Saturday 15 September 2012

QE has been effective

Contrary to my last post, a BoE policymaker has spoken out in favour of QE, suggesting the Bank is right to inject further stimulus into the economy. This time however, the quote is much shorter!



"Mr Miles, who has supported additional stimulus throughout most of this year and voted for more quantitative easing against the majority of the nine-member Monetary Policy Committee on several occasions, said that a further cut in the record-low interest rate could prove counterproductive.
"Monetary policy in the UK has been set to its most expansionary setting in history; and I believe it is right that it is still being moved further in that direction," Mr Miles said, according to the text of his speech at an event in Edinburgh.

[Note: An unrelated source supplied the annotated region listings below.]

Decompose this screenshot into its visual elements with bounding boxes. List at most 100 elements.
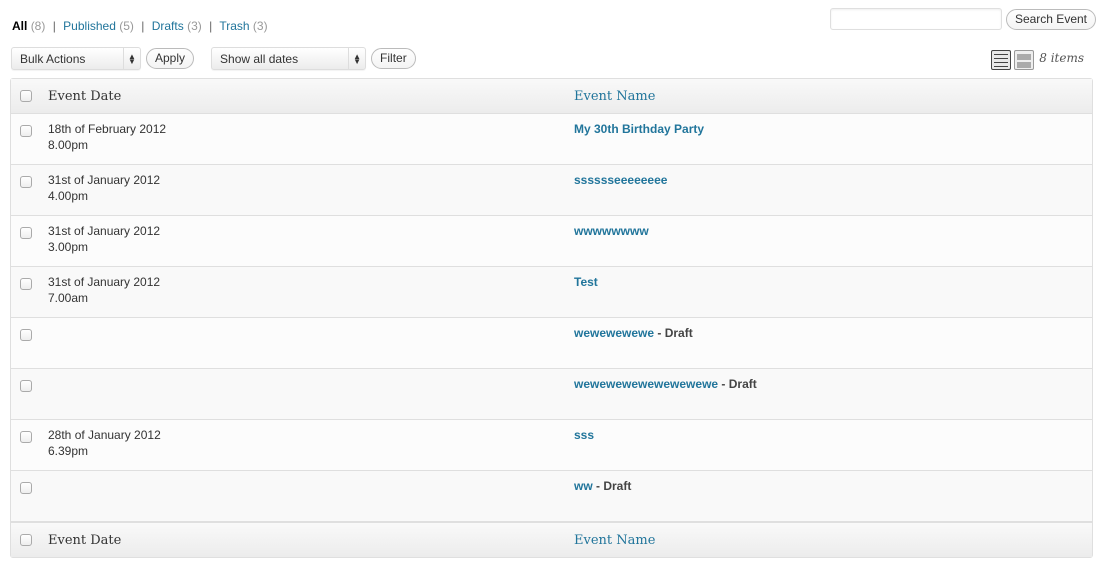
table-header-row: Event Date Event Name xyxy=(11,79,1092,114)
row-checkbox-cell xyxy=(11,471,38,522)
draft-status: - Draft xyxy=(592,479,632,493)
filter-trash-count: (3) xyxy=(252,19,268,33)
filter-trash-link[interactable]: Trash xyxy=(219,19,249,33)
event-date: 31st of January 2012 xyxy=(48,173,161,187)
search-event-button[interactable]: Search Event xyxy=(1005,8,1096,30)
status-filter-links: All (8) | Published (5) | Drafts (3) | T… xyxy=(12,19,268,33)
filter-published-count: (5) xyxy=(119,19,134,33)
row-checkbox-cell xyxy=(11,165,38,216)
row-checkbox[interactable] xyxy=(20,125,32,137)
table-row: 31st of January 2012 4.00pm sssssseeeeeeee xyxy=(11,165,1092,216)
event-title-link[interactable]: My 30th Birthday Party xyxy=(574,122,704,136)
items-count: 8 items xyxy=(1039,51,1084,65)
event-name-cell: wewewewewe - Draft xyxy=(573,318,1092,369)
event-date-cell: 28th of January 2012 6.39pm xyxy=(38,420,573,471)
table-row: 18th of February 2012 8.00pm My 30th Birth… xyxy=(11,114,1092,165)
select-all-checkbox[interactable] xyxy=(20,90,32,102)
filter-button[interactable]: Filter xyxy=(371,48,416,69)
separator: | xyxy=(52,19,56,33)
row-checkbox[interactable] xyxy=(20,227,32,239)
event-date: 31st of January 2012 xyxy=(48,275,161,289)
event-name-cell: wewewewewewewewewe - Draft xyxy=(573,369,1092,420)
tablenav: Bulk Actions ▲ ▼ Apply Show all dates ▲ ▼ … xyxy=(11,47,416,70)
event-time: 3.00pm xyxy=(48,240,89,254)
table-row: 31st of January 2012 3.00pm wwwwwwww xyxy=(11,216,1092,267)
event-title-link[interactable]: wewewewewe xyxy=(574,326,654,340)
row-checkbox[interactable] xyxy=(20,176,32,188)
event-date: 18th of February 2012 xyxy=(48,122,167,136)
excerpt-view-icon[interactable] xyxy=(1014,50,1034,70)
event-title-link[interactable]: wewewewewewewewewe xyxy=(574,377,718,391)
dates-value: Show all dates xyxy=(220,51,299,66)
filter-drafts-link[interactable]: Drafts xyxy=(152,19,184,33)
event-date-cell: 31st of January 2012 3.00pm xyxy=(38,216,573,267)
bulk-actions-select[interactable]: Bulk Actions ▲ ▼ xyxy=(11,47,141,70)
filter-drafts-count: (3) xyxy=(187,19,202,33)
event-name-cell: wwwwwwww xyxy=(573,216,1092,267)
apply-button[interactable]: Apply xyxy=(146,48,195,69)
filter-published-link[interactable]: Published xyxy=(63,19,116,33)
filter-all-count: (8) xyxy=(30,19,46,33)
separator: | xyxy=(209,19,213,33)
event-time: 4.00pm xyxy=(48,189,89,203)
column-footer-event-date[interactable]: Event Date xyxy=(38,522,573,557)
row-checkbox[interactable] xyxy=(20,278,32,290)
table-row: 31st of January 2012 7.00am Test xyxy=(11,267,1092,318)
event-date-cell xyxy=(38,471,573,522)
event-date: 31st of January 2012 xyxy=(48,224,161,238)
row-checkbox-cell xyxy=(11,267,38,318)
list-view-icon[interactable] xyxy=(991,50,1011,70)
draft-status: - Draft xyxy=(718,377,757,391)
column-header-event-date[interactable]: Event Date xyxy=(38,79,573,114)
row-checkbox-cell xyxy=(11,369,38,420)
row-checkbox-cell xyxy=(11,420,38,471)
table-row: ww - Draft xyxy=(11,471,1092,522)
dates-select[interactable]: Show all dates ▲ ▼ xyxy=(211,47,367,70)
select-all-checkbox-footer[interactable] xyxy=(20,534,32,546)
search-input[interactable] xyxy=(829,8,1002,30)
event-time: 6.39pm xyxy=(48,444,89,458)
event-name-cell: sssssseeeeeeee xyxy=(573,165,1092,216)
event-title-link[interactable]: sssssseeeeeeee xyxy=(574,173,667,187)
row-checkbox[interactable] xyxy=(20,431,32,443)
event-title-link[interactable]: sss xyxy=(574,428,594,442)
select-arrows-icon: ▲ ▼ xyxy=(348,48,365,69)
event-title-link[interactable]: Test xyxy=(574,275,598,289)
events-table: Event Date Event Name 18th of February 2… xyxy=(10,78,1093,558)
row-checkbox[interactable] xyxy=(20,329,32,341)
event-date: 28th of January 2012 xyxy=(48,428,161,442)
table-row: wewewewewewewewewe - Draft xyxy=(11,369,1092,420)
table-row: wewewewewe - Draft xyxy=(11,318,1092,369)
event-name-cell: ww - Draft xyxy=(573,471,1092,522)
event-title-link[interactable]: ww xyxy=(574,479,593,493)
event-date-cell: 18th of February 2012 8.00pm xyxy=(38,114,573,165)
bulk-actions-value: Bulk Actions xyxy=(20,51,86,66)
select-arrows-icon: ▲ ▼ xyxy=(123,48,140,69)
event-title-link[interactable]: wwwwwwww xyxy=(574,224,649,238)
table-body: 18th of February 2012 8.00pm My 30th Birth… xyxy=(11,114,1092,522)
row-checkbox-cell xyxy=(11,114,38,165)
select-all-cell xyxy=(11,522,38,557)
row-checkbox-cell xyxy=(11,318,38,369)
separator: | xyxy=(141,19,145,33)
event-date-cell: 31st of January 2012 4.00pm xyxy=(38,165,573,216)
row-checkbox[interactable] xyxy=(20,482,32,494)
event-time: 7.00am xyxy=(48,291,89,305)
row-checkbox[interactable] xyxy=(20,380,32,392)
table-row: 28th of January 2012 6.39pm sss xyxy=(11,420,1092,471)
column-header-event-name[interactable]: Event Name xyxy=(573,79,1092,114)
view-switch xyxy=(991,50,1034,70)
draft-status: - Draft xyxy=(654,326,693,340)
event-name-cell: sss xyxy=(573,420,1092,471)
event-date-cell xyxy=(38,369,573,420)
event-date-cell: 31st of January 2012 7.00am xyxy=(38,267,573,318)
select-all-cell xyxy=(11,79,38,114)
search-box: Search Event xyxy=(829,8,1096,30)
event-date-cell xyxy=(38,318,573,369)
event-time: 8.00pm xyxy=(48,138,89,152)
event-name-cell: Test xyxy=(573,267,1092,318)
row-checkbox-cell xyxy=(11,216,38,267)
column-footer-event-name[interactable]: Event Name xyxy=(573,522,1092,557)
event-name-cell: My 30th Birthday Party xyxy=(573,114,1092,165)
filter-all-link[interactable]: All xyxy=(12,19,27,33)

In July the Bank launched another £50bn round of government bond purchases with newly-created money to boost the recession-hit economy and most economists expect more once the current programme is completed in November.
Mr Miles reiterated that quantitative easing helped support the economy, Reuters reported.

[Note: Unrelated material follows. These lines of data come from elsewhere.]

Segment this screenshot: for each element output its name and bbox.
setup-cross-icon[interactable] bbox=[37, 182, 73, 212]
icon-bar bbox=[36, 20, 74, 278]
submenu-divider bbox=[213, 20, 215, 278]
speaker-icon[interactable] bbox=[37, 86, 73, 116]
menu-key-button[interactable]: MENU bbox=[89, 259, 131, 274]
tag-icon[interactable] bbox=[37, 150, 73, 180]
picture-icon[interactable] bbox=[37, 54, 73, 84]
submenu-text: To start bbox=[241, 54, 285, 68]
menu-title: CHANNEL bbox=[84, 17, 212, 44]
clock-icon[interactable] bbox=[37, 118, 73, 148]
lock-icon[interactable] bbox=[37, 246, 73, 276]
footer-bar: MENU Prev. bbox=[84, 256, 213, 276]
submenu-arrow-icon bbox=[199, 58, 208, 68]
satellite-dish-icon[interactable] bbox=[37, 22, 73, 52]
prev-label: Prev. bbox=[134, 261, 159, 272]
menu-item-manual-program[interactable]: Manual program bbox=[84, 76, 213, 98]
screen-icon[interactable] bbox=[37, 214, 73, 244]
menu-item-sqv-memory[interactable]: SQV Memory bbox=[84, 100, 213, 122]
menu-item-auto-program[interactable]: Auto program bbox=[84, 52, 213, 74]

"I believe the evidence is that it has had a significant positive effect," he said, adding that the current economic weakness was no proof that quantitative easing had ceased to work as other forces were holding the economy back.
"It is not as if it is hard to identify such forces - one of which is the clear deterioration in the funding conditions for banks across Europe that began in the autumn of last year and which was followed by falling confidence across most of Europe and stagnation in economic activity," he said.
Mr Miles stuck to the central bank's position that a further cut in the benchmark rate could be counterproductive.
"There were reasons to believe [during the financial crisis] that the benefits of cutting Bank Rate further [from the current 0.5pc] were, at best, likely to be small and that the effects could well be perverse," he said. "I see no obvious reason to think things are much different today, though this is something to keep monitoring."
While Mr Miles said a rapid return to a more normal monetary policy was not imminent, he laid out his view of an exit strategy.
"The timing and the speed of reversing the unusually accommodative monetary policy stance will be determined by the outlook for inflation," he said.
"I believe there are likely to be advantages to raising Bank Rate first [before selling back bonds], and I would expect this to be the strategy," he said."